U.S. Air Force B-2 bombers carried out air strikes against a couple of ISIS camps outside of Sirte, Libya, on Wednesday night, seeking to neutralize extremists who had escaped the former ISIS stronghold of Sirte, U.S. defense officials said on Thursday.

Two U.S. defense officials said the strikes were carried out 45 kilometers, or 28 miles, southwest of the central coastal city of Sirte against two camps and done in cooperation with Libya’s U.N.-backed Government of National Accord. They said there were no women or children in the camps.

The officials were not authorized to speak in advance of an expected Pentagon announcement and confirmed the strikes on condition of anonymity.

The strikes were carried out overnight and were authorized by President Barack Obama, marking perhaps the final use of military force by a wartime president who intervened in Libya in 2011 as part of a coalition that ultimately toppled dictator Moammar Gaddafi.

One of the officials said initial reports showed dozens of militants were killed in the strikes with more than 100 precision guided munitions dropped.

Pentagon spokesman Peter Cook, in a statement on Thursday, confirmed the U.S. military conducted successful strikes.

“The ISIL terrorists targeted included individuals who fled to the remote desert camps from Sirte in order to reorganize, and they posed a security threat to Libya, the region, and U.S. national interests,” Cook said, ISIL is another acronym for ISIS.
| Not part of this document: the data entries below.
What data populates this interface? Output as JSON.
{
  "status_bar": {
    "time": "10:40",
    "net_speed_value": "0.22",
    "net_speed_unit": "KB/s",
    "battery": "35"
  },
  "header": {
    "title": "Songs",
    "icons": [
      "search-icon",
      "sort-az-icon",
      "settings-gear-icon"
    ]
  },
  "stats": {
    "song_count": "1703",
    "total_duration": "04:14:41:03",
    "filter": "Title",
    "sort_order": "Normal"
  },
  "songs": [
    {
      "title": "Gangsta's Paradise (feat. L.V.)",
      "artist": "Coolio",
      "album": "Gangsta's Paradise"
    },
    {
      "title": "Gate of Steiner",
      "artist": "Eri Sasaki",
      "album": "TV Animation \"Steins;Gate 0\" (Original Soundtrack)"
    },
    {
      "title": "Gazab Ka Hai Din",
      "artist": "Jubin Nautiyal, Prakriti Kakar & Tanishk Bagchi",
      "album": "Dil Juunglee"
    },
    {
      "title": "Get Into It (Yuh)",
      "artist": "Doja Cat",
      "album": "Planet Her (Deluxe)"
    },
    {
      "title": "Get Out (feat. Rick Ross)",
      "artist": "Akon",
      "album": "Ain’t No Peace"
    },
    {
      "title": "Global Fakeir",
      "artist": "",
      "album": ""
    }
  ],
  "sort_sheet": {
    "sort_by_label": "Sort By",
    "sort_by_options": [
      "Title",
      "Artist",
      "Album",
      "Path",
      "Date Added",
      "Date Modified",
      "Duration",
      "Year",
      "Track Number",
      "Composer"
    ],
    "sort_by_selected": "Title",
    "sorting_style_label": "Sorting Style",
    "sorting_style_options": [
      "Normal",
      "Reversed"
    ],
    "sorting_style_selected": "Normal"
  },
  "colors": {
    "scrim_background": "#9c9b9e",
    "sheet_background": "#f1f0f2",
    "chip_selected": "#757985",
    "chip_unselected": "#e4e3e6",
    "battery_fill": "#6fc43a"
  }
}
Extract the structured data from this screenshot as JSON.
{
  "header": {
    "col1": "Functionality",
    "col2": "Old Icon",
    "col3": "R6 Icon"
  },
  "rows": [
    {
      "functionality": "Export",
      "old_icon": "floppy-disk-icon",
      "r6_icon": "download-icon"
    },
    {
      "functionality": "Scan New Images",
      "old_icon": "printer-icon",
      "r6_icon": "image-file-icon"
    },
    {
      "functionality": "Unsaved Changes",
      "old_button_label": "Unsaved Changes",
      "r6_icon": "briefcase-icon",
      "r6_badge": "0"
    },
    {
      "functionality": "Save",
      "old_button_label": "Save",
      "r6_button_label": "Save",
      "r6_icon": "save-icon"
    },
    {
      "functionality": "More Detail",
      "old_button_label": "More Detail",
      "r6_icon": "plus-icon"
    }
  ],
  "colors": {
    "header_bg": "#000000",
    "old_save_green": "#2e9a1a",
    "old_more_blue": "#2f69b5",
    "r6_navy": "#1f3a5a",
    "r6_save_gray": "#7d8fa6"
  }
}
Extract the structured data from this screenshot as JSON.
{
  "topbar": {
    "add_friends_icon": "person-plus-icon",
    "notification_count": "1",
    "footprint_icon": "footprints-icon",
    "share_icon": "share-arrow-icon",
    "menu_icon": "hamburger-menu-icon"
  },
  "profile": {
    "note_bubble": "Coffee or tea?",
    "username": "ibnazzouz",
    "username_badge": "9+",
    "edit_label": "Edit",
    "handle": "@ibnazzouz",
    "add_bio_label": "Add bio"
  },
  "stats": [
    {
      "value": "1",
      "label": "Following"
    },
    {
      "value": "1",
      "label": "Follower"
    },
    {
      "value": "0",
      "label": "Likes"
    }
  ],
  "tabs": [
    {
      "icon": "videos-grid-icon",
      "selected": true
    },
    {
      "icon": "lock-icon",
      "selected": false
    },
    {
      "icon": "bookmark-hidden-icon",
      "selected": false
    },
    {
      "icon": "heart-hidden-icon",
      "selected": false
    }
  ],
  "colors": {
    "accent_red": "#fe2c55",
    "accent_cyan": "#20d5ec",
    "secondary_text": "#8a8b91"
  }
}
Libyan forces backed by U.S. air strikes finished clearing the last ISIS holdout in Sirte last month after a battle of nearly seven months for the militant group’s former North African stronghold. The United States carried out about 470 air strikes against ISIS targets in Sirte during that campaign.

The loss of Sirte was a major blow for ISIS, leaving the group without any territory in Libya, although it retains an active presence in parts of the vast country.

The jihadist group took over Sirte in early 2015, turning it into its most important base outside the Middle East and attracting large numbers of foreign fighters into the city. It imposed its ultra-hardline rule on residents, and extended its control along about 250 km (155 miles) of Libya’s Mediterranean coastline.

Since Gaddafi was overthrown in 2011 by rebel forces backed by NATO air strikes, Libya has slipped deeper into chaos.